From the Departments of Radiology (D.B.L., M.P.L., S.S.H., C.P.L.), Computer Science (M.C.C.), and Biomedical Informatics (C.P.L.), Stanford University School of Medicine, 300 Pasteur Dr, Stanford, CA 94305-5105; and Department of Radiology, Children's Hospital Colorado, Aurora, Colo (N.V.S.).
Radiology. 2018 Apr;287(1):313-322. doi: 10.1148/radiol.2017170236. Epub 2017 Nov 2.
Purpose To compare the performance of a deep-learning bone age assessment model based on hand radiographs with that of expert radiologists and that of existing automated models. Materials and Methods The institutional review board approved the study. A total of 14 036 clinical hand radiographs and corresponding reports were obtained from two children's hospitals to train and validate the model. For the first test set, composed of 200 examinations, the mean of bone age estimates from the clinical report and three additional human reviewers was used as the reference standard. Overall model performance was assessed by comparing the root mean square (RMS) and mean absolute difference (MAD) between the model estimates and the reference standard bone ages.
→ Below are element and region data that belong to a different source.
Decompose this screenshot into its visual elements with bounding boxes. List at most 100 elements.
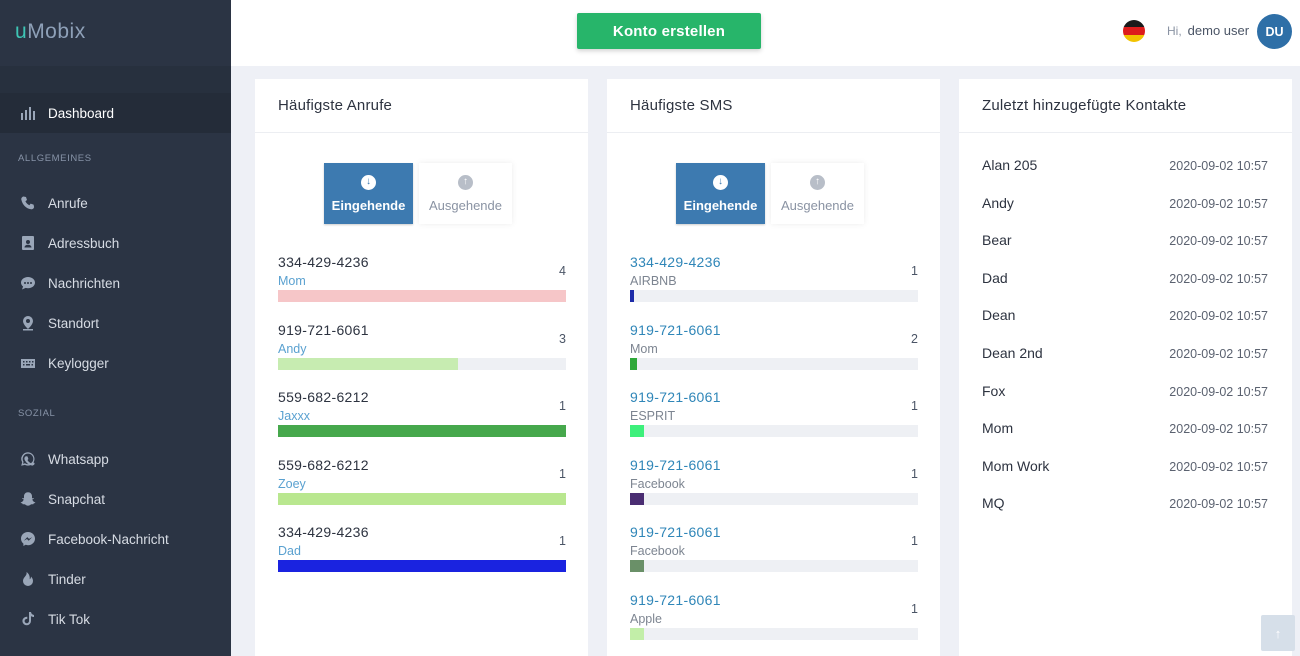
list-item[interactable]: 919-721-6061 ESPRIT 1 <box>630 389 918 449</box>
contact-name: Mom <box>982 420 1014 437</box>
phone-number[interactable]: 919-721-6061 <box>630 524 721 540</box>
card-title: Häufigste Anrufe <box>255 79 588 133</box>
sidebar-item-address-book[interactable]: Adressbuch <box>0 223 231 263</box>
contact-name: Dean <box>982 307 1016 324</box>
outgoing-tab[interactable]: ↑ Ausgehende <box>771 163 864 224</box>
contact-name: Bear <box>982 232 1012 249</box>
germany-flag-icon[interactable] <box>1123 20 1145 42</box>
list-item[interactable]: 559-682-6212 Jaxxx 1 <box>278 389 566 449</box>
sidebar-item-whatsapp[interactable]: Whatsapp <box>0 439 231 479</box>
contact-date: 2020-09-02 10:57 <box>1169 234 1268 249</box>
sidebar-item-tiktok[interactable]: Tik Tok <box>0 599 231 639</box>
contact-name[interactable]: Dad <box>278 544 301 558</box>
sidebar-item-facebook-messenger[interactable]: Facebook-Nachricht <box>0 519 231 559</box>
progress-track <box>630 290 918 302</box>
contact-name: Andy <box>982 194 1014 211</box>
list-item[interactable]: 919-721-6061 Apple 1 <box>630 592 918 652</box>
tab-label: Eingehende <box>683 197 758 213</box>
address-book-icon <box>19 235 36 252</box>
progress-track <box>630 560 918 572</box>
contact-name[interactable]: Andy <box>278 341 307 356</box>
sidebar-item-label: Dashboard <box>48 105 115 121</box>
contact-name: Facebook <box>630 476 685 491</box>
scroll-to-top-button[interactable]: ↑ <box>1261 615 1295 651</box>
contact-row[interactable]: Dad 2020-09-02 10:57 <box>982 270 1268 308</box>
phone-number[interactable]: 919-721-6061 <box>630 321 721 338</box>
count: 2 <box>911 331 918 346</box>
user-greeting: Hi, demo user <box>1167 23 1249 38</box>
brand-logo[interactable]: uMobix <box>15 20 86 43</box>
sidebar-item-tinder[interactable]: Tinder <box>0 559 231 599</box>
phone-number: 919-721-6061 <box>278 321 369 338</box>
contact-date: 2020-09-02 10:57 <box>1169 497 1268 512</box>
list-item[interactable]: 919-721-6061 Facebook 1 <box>630 457 918 517</box>
username[interactable]: demo user <box>1187 23 1250 38</box>
progress-fill <box>278 425 566 437</box>
greeting-text: Hi, <box>1167 24 1182 38</box>
contact-name[interactable]: Jaxxx <box>278 409 310 423</box>
contact-name[interactable]: Zoey <box>278 476 306 491</box>
phone-number: 334-429-4236 <box>278 524 369 540</box>
avatar[interactable]: DU <box>1257 14 1292 49</box>
create-account-button[interactable]: Konto erstellen <box>577 13 761 49</box>
contact-date: 2020-09-02 10:57 <box>1169 271 1268 286</box>
list-item[interactable]: 919-721-6061 Facebook 1 <box>630 524 918 584</box>
tab-label: Ausgehende <box>428 197 502 213</box>
arrow-up-circle-icon: ↑ <box>810 174 825 190</box>
chat-bubble-icon <box>19 275 36 292</box>
contact-row[interactable]: Mom 2020-09-02 10:57 <box>982 420 1268 458</box>
incoming-tab[interactable]: ↓ Eingehende <box>324 163 413 224</box>
contact-name: AIRBNB <box>630 274 677 288</box>
incoming-tab[interactable]: ↓ Eingehende <box>676 163 765 224</box>
contact-row[interactable]: Mom Work 2020-09-02 10:57 <box>982 458 1268 496</box>
contact-name[interactable]: Mom <box>278 274 306 288</box>
contact-name: Facebook <box>630 544 685 558</box>
phone-number[interactable]: 919-721-6061 <box>630 456 721 473</box>
contact-row[interactable]: Fox 2020-09-02 10:57 <box>982 383 1268 421</box>
arrow-up-icon: ↑ <box>1274 625 1282 641</box>
outgoing-tab[interactable]: ↑ Ausgehende <box>419 163 512 224</box>
progress-fill <box>278 290 566 302</box>
phone-number[interactable]: 334-429-4236 <box>630 254 721 270</box>
count: 3 <box>559 331 566 346</box>
snapchat-icon <box>19 491 36 508</box>
phone-number[interactable]: 919-721-6061 <box>630 389 721 405</box>
sidebar-item-label: Nachrichten <box>48 275 121 291</box>
count: 1 <box>911 534 918 548</box>
progress-fill <box>278 492 566 505</box>
phone-icon <box>19 195 36 212</box>
progress-track <box>278 425 566 437</box>
contact-row[interactable]: MQ 2020-09-02 10:57 <box>982 495 1268 533</box>
card-title: Zuletzt hinzugefügte Kontakte <box>959 79 1292 133</box>
section-label-social: SOZIAL <box>18 408 56 419</box>
count: 1 <box>911 399 918 413</box>
list-item[interactable]: 334-429-4236 Mom 4 <box>278 254 566 314</box>
card-title: Häufigste SMS <box>607 79 940 133</box>
sidebar-spacer <box>0 66 231 93</box>
sidebar-item-calls[interactable]: Anrufe <box>0 183 231 223</box>
contact-row[interactable]: Alan 205 2020-09-02 10:57 <box>982 157 1268 195</box>
sidebar-item-keylogger[interactable]: Keylogger <box>0 343 231 383</box>
contact-name: Apple <box>630 611 662 626</box>
contact-date: 2020-09-02 10:57 <box>1169 159 1268 173</box>
progress-track <box>630 627 918 640</box>
list-item[interactable]: 919-721-6061 Mom 2 <box>630 322 918 382</box>
contact-row[interactable]: Andy 2020-09-02 10:57 <box>982 195 1268 233</box>
list-item[interactable]: 919-721-6061 Andy 3 <box>278 322 566 382</box>
progress-fill <box>630 357 637 370</box>
contact-row[interactable]: Bear 2020-09-02 10:57 <box>982 232 1268 270</box>
sidebar-item-messages[interactable]: Nachrichten <box>0 263 231 303</box>
contact-row[interactable]: Dean 2nd 2020-09-02 10:57 <box>982 345 1268 383</box>
list-item[interactable]: 559-682-6212 Zoey 1 <box>278 457 566 517</box>
contact-date: 2020-09-02 10:57 <box>1169 422 1268 437</box>
sidebar: uMobix Dashboard ALLGEMEINES Anrufe Adre… <box>0 0 231 656</box>
list-item[interactable]: 334-429-4236 Dad 1 <box>278 524 566 584</box>
sidebar-item-snapchat[interactable]: Snapchat <box>0 479 231 519</box>
sidebar-item-dashboard[interactable]: Dashboard <box>0 93 231 133</box>
sidebar-item-location[interactable]: Standort <box>0 303 231 343</box>
list-item[interactable]: 334-429-4236 AIRBNB 1 <box>630 254 918 314</box>
contact-row[interactable]: Dean 2020-09-02 10:57 <box>982 307 1268 345</box>
section-label-general: ALLGEMEINES <box>18 153 92 164</box>
progress-track <box>278 492 566 505</box>
phone-number[interactable]: 919-721-6061 <box>630 591 721 608</box>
Ninety-five percent limits of agreement were calculated in a pairwise fashion for all reviewers and the model. The RMS of a second test set composed of 913 examinations from the publicly available Digital Hand Atlas was compared with published reports of an existing automated model. Results The mean difference between bone age estimates of the model and of the reviewers was 0 years, with a mean RMS and MAD of 0.63 and 0.50 years, respectively. The estimates of the model, the clinical report, and the three reviewers were within the 95% limits of agreement. RMS for the Digital Hand Atlas data set was 0.73 years, compared with 0.61 years of a previously reported model. Conclusion A deep-learning convolutional neural network model can estimate skeletal maturity with accuracy similar to that of an expert radiologist and to that of existing automated models. RSNA, 2017 An earlier incorrect version of this article appeared online. This article was corrected on January 19, 2018.
目的 比较手部 X 线片深度学习骨龄评估模型与专家放射科医生和现有自动模型的性能。
材料与方法 本研究经机构审查委员会批准。从两家儿童医院共获得 14 036 例临床手部 X 线片及其相应报告,用于训练和验证模型。对于由 200 例检查组成的第一个测试集,将临床报告和另外 3 位人类审阅者的骨龄估计值的平均值作为参考标准。通过比较模型估计值与参考标准骨龄之间的均方根(RMS)和平均绝对差(MAD)来评估整体模型性能。通过两两比较所有审阅者和模型来计算 95%一致性界限。在公开的 Digital Hand Atlas 中,第二个测试集由 913 例检查组成,对其 RMS 与现有自动模型的已发表报告进行了比较。
结果 模型和审阅者的骨龄估计值之间的平均差异为 0 年,平均 RMS 和 MAD 分别为 0.63 年和 0.50 年。模型、临床报告和 3 位审阅者的估计值均在 95%一致性界限内。Digital Hand Atlas 数据集的 RMS 为 0.73 年,而之前报道的模型为 0.61 年。
结论 深度学习卷积神经网络模型可以准确评估骨骼成熟度,其准确性与专家放射科医生和现有自动模型相当。
RSNA,2017
早期错误版本曾在线发表。本文于 2018 年 1 月 19 日更正。